Ia menambahkan, DPRD tidak berwenang membuat aturan baru dan tidak mungkin memaksakan pasal yang tidak berlaku.

"Kalau kami memaksakan pengisian tanpa dasar hukum, itu justru bisa melanggar undang-undang. Kami memilih menunggu kepastian dari pusat,” tambahnya.

Lanjut, Nanang mengatakan satu-satunya solusi kini adalah menunggu diskresi atau kebijakan khusus dari Kemendagri.

Pemerintah pusat diharapkan dapat memberikan penafsiran hukum atau membuat aturan baru yang bisa menjawab kondisi khusus seperti di Ciamis.

“DPRD tidak bisa berimprovisasi dalam hal hukum. Kami menunggu apakah nanti ada diskresi atau kebijakan baru dari Kemendagri terkait posisi wakil bupati yang belum pernah dilantik. Itu sepenuhnya kewenangan pemerintah pusat,” ucapnya.

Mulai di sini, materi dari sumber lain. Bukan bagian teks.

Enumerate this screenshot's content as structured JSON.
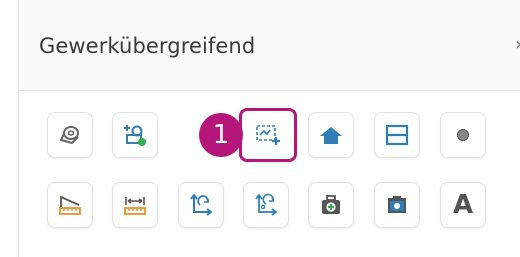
{
  "panel": {
    "title": "Gewerkübergreifend",
    "callout_number": "1"
  },
  "colors": {
    "accent": "#b5167a",
    "icon_blue": "#2f7fb6",
    "icon_orange": "#e8912a",
    "icon_green": "#2fb34a",
    "icon_gray": "#777777"
  },
  "tools": {
    "row1": [
      {
        "icon": "tape-roll-icon"
      },
      {
        "icon": "add-symbol-icon"
      },
      {
        "icon": "hidden-tool-icon"
      },
      {
        "icon": "add-area-frame-icon"
      },
      {
        "icon": "house-icon"
      },
      {
        "icon": "split-panel-icon"
      },
      {
        "icon": "dot-icon"
      }
    ],
    "row2": [
      {
        "icon": "slope-measure-icon"
      },
      {
        "icon": "width-measure-icon"
      },
      {
        "icon": "rotate-axis-icon"
      },
      {
        "icon": "rotate-angle-icon"
      },
      {
        "icon": "first-aid-kit-icon"
      },
      {
        "icon": "photo-frame-icon"
      },
      {
        "icon": "text-icon",
        "label": "A"
      }
    ]
  }
}
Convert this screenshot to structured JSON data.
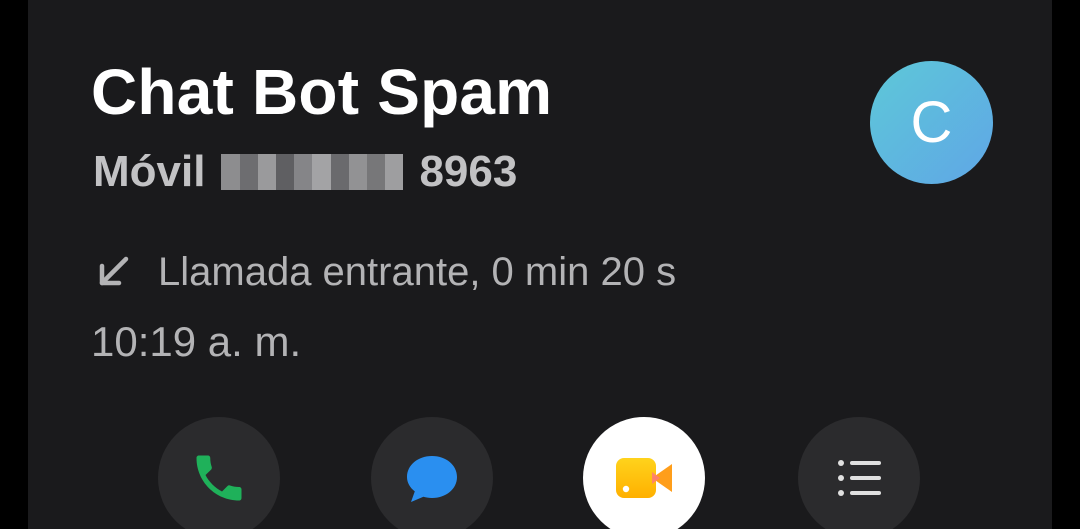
{
  "contact": {
    "name": "Chat Bot Spam",
    "number_type": "Móvil",
    "number_visible_suffix": "8963",
    "avatar_initial": "C"
  },
  "call": {
    "direction_icon": "incoming-arrow-icon",
    "description": "Llamada entrante, 0 min 20 s",
    "time": "10:19 a. m."
  },
  "actions": [
    {
      "name": "call",
      "icon": "phone-icon",
      "color": "#1fb15a"
    },
    {
      "name": "message",
      "icon": "chat-bubble-icon",
      "color": "#2a8ff0"
    },
    {
      "name": "video",
      "icon": "video-camera-icon",
      "color": "#ffc21a"
    },
    {
      "name": "details",
      "icon": "list-icon",
      "color": "#e0e0e0"
    }
  ]
}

Kasus Ciamis kini menjadi preseden baru dalam pemerintahan daerah di Indonesia. Sebuah situasi di mana jabatan wakil kepala daerah tidak pernah ada sejak awal masa jabatan, namun di sisi lain masyarakat berharap posisi tersebut dapat diisi.

Hingga kini, kata Nanang baik DPRD, partai politik pengusung, maupun Bupati Herdiat Sunarya telah berupaya mencari kepastian hukum namun semua langkah berhenti di titik regulasi yang belum ada.

“Kami bukan diam, tapi memang tidak ada dasar hukumnya. Kami masih menunggu sikap resmi dari pemerintah pusat,” pungkasnya.